Our approach at The Therapy Project

We offer a free 15-minute phone consultation before your first full session. It's a low-pressure way to ask questions, get a sense of who we are, and decide whether to go ahead — without having to commit to an hour before you know if it feels right.

What happens after

The hour or so after a first therapy session can feel a little different to a normal hour. Some people feel lighter — like something they've been carrying has been acknowledged and set down, even briefly. Others feel a bit emotionally tender, or find that things they haven't thought about in a while are closer to the surface. Both are normal responses to having spoken honestly about things that matter.

It's worth being gentle with yourself afterwards. If you can, avoid walking straight back into something demanding. A walk, a coffee, some quiet time — whatever helps you land back in your day without rushing.

You don't need to make any decisions immediately. It's fine to sit with it for a day or two before deciding whether to book a second session. Most people know fairly quickly whether they want to go back. And if you're not sure, that's also information worth bringing into the next conversation.

How often should you go?

For most people, weekly sessions in the early stages tend to produce better outcomes than fortnightly ones. The work builds momentum — and more frequent sessions in the beginning mean you spend less time catching up and more time going somewhere. As things stabilise and shift, the frequency can reduce. Your therapist will talk with you about what makes sense given what you're working on.

How long does therapy take?

This is one of the most common questions, and the honest answer is: it depends. Short-term focused work — for a specific issue like a phobia, a discrete anxiety, or a clear goal — can be effective in six to twelve sessions. More complex presentations, or work that involves longer-standing patterns, tends to take longer. What matters more than a fixed number is that you're moving — that sessions feel useful, that things are shifting, that you're not just going through the motions.

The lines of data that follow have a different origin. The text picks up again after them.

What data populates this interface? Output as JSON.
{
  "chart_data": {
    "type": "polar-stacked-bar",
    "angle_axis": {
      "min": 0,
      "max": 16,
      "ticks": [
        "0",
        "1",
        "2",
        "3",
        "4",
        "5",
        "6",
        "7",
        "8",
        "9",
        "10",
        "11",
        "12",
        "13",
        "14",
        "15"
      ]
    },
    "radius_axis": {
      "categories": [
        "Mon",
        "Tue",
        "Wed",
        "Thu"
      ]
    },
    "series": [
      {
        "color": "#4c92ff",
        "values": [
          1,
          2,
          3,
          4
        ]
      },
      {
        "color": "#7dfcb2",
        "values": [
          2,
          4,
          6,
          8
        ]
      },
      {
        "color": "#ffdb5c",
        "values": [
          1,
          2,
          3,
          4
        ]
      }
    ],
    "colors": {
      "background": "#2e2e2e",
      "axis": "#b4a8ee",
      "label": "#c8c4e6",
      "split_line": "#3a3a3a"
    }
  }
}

Your first session is easier than you think.

Stop imagining it and just book. Start with a free 15-minute phone consultation — no commitment, no pressure. Most people find that's all they needed to take the next step.

Book a Free Consult →

Frequently asked questions

What happens in a first therapy session?

A first therapy session is primarily a conversation. Your therapist will ask what brought you in, a bit about your background, and what you're hoping to get from therapy. You don't need rehearsed answers — there are no right ones. It's also a chance to get a feel for whether this is the right place for you. Nothing is decided in a first session, and you're not committing to anything beyond the hour.

What should I bring to my first therapy session?

Nothing specific. No notes, no prepared speech, no diagnosis. The most useful thing to bring is a general sense of what's been on your mind — even if that's just "I haven't been feeling like myself." Your therapist is trained to help you find the words and the shape of what you're dealing with.

Is it normal to cry in a first therapy session?

Completely normal. Many people find that saying things out loud for the first time brings up emotion. Your therapist won't be surprised or uncomfortable. And equally, if you don't cry and feel quite matter-of-fact about it all, that's fine too. Both are just responses — neither is more valid than the other.

How do I know if my therapist is the right fit?

Pay attention to how you feel in the session — not whether you like your therapist as a person, but whether you feel genuinely heard and safe enough to be honest. Give it two or three sessions before deciding. If the fit isn't there, it's completely okay to say so or try someone else.

Do I need a referral for a first therapy session in Queenstown?

No — you can self-refer directly to The Therapy Project without a GP referral. If you'd like to explore funded options, your GP can help with that conversation. But you don't need a referral to book a free initial consultation and get started.